Professor Shalhoub-Kervorkian’s work is exceptional. When I started researching for my Doctorate, her work helped me understand how we humans process suffering and develop strategies to cope with living in long-term conflict situations.
In the past my role has been to collect affidavits from Palestinian university students detained by Israeli forces. The students routinely describe being deprived of their clothes, being beaten and being put in stress positions for hours.
When Professor Shalhoub-Kevorkian was detained, I knew she was in danger of coming to harm. I called the US embassy in Tel Aviv and begged them to do a welfare check – they refused.
The suppression of Palestinian knowledge creation is institutionalised within Israel and it is this system of routinised violence that is being used to break a globally respected academic.
Her recent detention is a brutal attempt to silence her through inhuman and degrading treatment. She was handcuffed, strip-searched, deprived of clothing, verbally abused, denied her hypertension medication and only after her blood pressure reached very dangerous levels was she given access to her medicine in her bag.

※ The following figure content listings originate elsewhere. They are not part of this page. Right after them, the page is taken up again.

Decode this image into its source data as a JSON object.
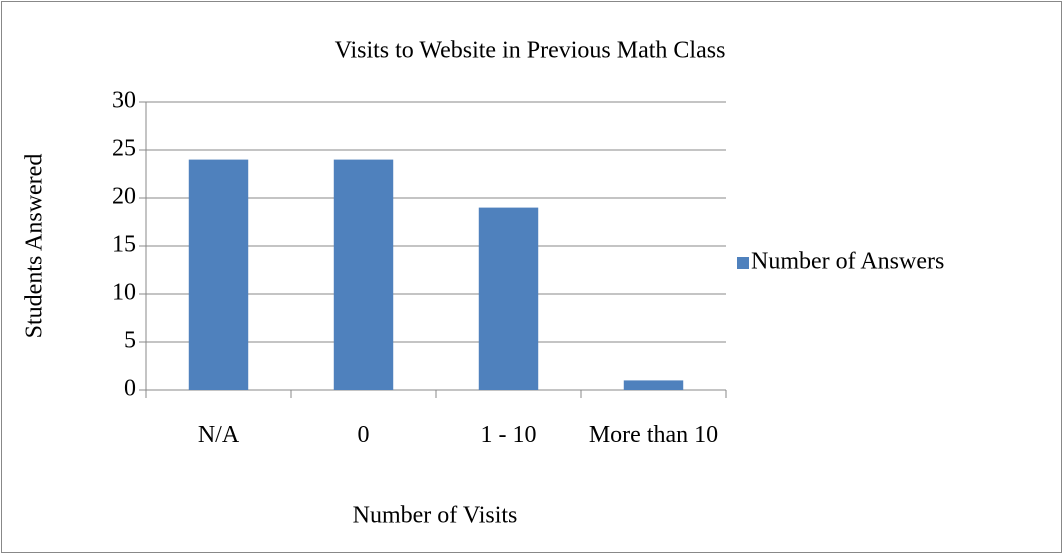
{
  "chart_data": {
    "type": "bar",
    "title": "Visits to Website in Previous Math Class",
    "x_label": "Number of Visits",
    "y_label": "Students Answered",
    "categories": [
      "N/A",
      "0",
      "1 - 10",
      "More than 10"
    ],
    "series": [
      {
        "name": "Number of Answers",
        "color": "#4f81bd",
        "values": [
          24,
          24,
          19,
          1
        ]
      }
    ],
    "ylim": [
      0,
      30
    ],
    "yticks": [
      0,
      5,
      10,
      15,
      20,
      25,
      30
    ],
    "grid": true,
    "legend": "right"
  }
}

Shivering with cold, she was given a soaking wet blanket that smelled of garbage and urine. She said: “The cold was terrible, my teeth were chattering. Even though the blanket smelled and it was wet, in the end I covered myself with it because I couldn’t stand the cold. Although I research these things, I never felt them on my flesh.” Both her hands and legs were shackled as she was led from prison to court.
Had the staff at the American embassy done their duty by one of their citizens, they could have prevented the Israeli state abusing Professor Shalhoub-Kevorkian in the way they have.

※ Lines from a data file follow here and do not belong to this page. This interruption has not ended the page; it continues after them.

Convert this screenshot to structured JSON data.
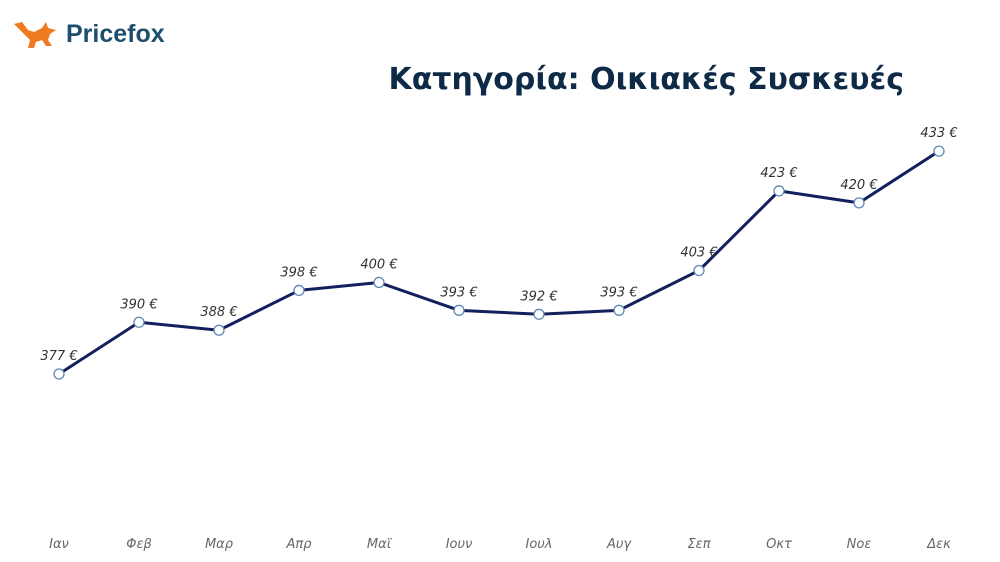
{
  "brand": {
    "name": "Pricefox",
    "logo_icon": "fox-icon",
    "color": "#1d4e6e",
    "icon_color": "#f07a22"
  },
  "chart_data": {
    "type": "line",
    "title": "Κατηγορία: Οικιακές Συσκευές",
    "categories": [
      "Ιαν",
      "Φεβ",
      "Μαρ",
      "Απρ",
      "Μαϊ",
      "Ιουν",
      "Ιουλ",
      "Αυγ",
      "Σεπ",
      "Οκτ",
      "Νοε",
      "Δεκ"
    ],
    "values": [
      377,
      390,
      388,
      398,
      400,
      393,
      392,
      393,
      403,
      423,
      420,
      433
    ],
    "data_labels": [
      "377 €",
      "390 €",
      "388 €",
      "398 €",
      "400 €",
      "393 €",
      "392 €",
      "393 €",
      "403 €",
      "423 €",
      "420 €",
      "433 €"
    ],
    "unit": "€",
    "line_color": "#14205e",
    "grid": false,
    "y_axis_visible": false
  }
}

The atmosphere within Israel is making it extremely dangerous for academic staff and students to freely express non- or anti-Zionist positions, or even to call for a ceasefire in Gaza, where according to the International Court of Justice, it is plausible that a genocide is taking place. Academic freedom has come under sustained attack and those who dare criticise Israel’s war on Gaza are routinely threatened and silenced.
After what she was subjected to this, it is chilling that Professor Shalhoub-Kervorkian was summoned for further interrogation on Thursday April 25th.
Penelope Quinton is a journalist and Doctoral Candidate at King’s College London.